Commentary Magazine


Topic: Newton

The NRA Should Have Stayed Silent

The last week must have been excruciating for the National Rifle Association and its leaders. They wisely decided to stay silent in the days after the Newtown massacre even though that meant ceding the national stage to its opponents, who subjected the group to withering and often unfair criticism as well as shamelessly exploiting the tragedy in order to resurrect gun control proposals that drew little or no interest during the election. But one week of silence wasn’t enough.

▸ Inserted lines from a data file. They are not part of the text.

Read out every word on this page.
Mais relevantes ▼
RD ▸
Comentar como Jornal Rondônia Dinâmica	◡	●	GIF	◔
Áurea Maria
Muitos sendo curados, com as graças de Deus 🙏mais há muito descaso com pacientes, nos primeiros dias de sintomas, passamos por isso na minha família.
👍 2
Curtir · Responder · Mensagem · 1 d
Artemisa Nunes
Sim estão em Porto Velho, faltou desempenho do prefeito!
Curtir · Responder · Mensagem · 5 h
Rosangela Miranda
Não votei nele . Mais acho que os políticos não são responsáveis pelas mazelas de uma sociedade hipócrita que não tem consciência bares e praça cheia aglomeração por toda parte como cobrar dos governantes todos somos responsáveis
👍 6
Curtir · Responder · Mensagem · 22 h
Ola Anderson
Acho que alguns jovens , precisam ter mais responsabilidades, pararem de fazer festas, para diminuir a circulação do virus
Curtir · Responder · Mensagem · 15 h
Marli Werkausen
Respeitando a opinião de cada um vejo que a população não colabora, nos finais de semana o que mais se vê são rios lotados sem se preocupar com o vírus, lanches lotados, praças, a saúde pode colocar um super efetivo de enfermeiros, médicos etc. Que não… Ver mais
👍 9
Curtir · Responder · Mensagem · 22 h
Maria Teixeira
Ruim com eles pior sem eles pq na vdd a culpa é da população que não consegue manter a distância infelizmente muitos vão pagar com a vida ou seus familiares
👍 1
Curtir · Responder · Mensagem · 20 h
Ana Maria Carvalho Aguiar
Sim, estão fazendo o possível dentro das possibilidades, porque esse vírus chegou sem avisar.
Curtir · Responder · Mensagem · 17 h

The speech delivered today by Wayne LaPierre, the group’s executive vice president, was a memorable disaster and likely to do far more damage to its reputation than much of the sniping aimed at the NRA in the previous days. The problem was not so much substance as its tone, as the group’s leader delivered a hectoring lecture to the nation that managed to make a good idea—more security at schools—sound nutty. In the course of his rant, he also managed to make it sound as if the only way to defend the Second Amendment is to throw the First under the bus as he sought to blame the entertainment industry for gun violence. The group that generally opposes registration of firearms also called for a national registry of the mentally ill. Though LaPierre was right to predict the liberal news media would depict his statements as extreme, the group did itself no favor by jumping back into the debate so soon with a presentation that was bereft of any sense that the ground had shifted during their hiatus out of the public eye. What was needed most from the NRA was a reasonable tone, not attempts to provide different scapegoats for the public’s anger over Newtown such as the gun-free school zones or video games. Another week or even a month of radio silence from the NRA would have been better for its cause than this.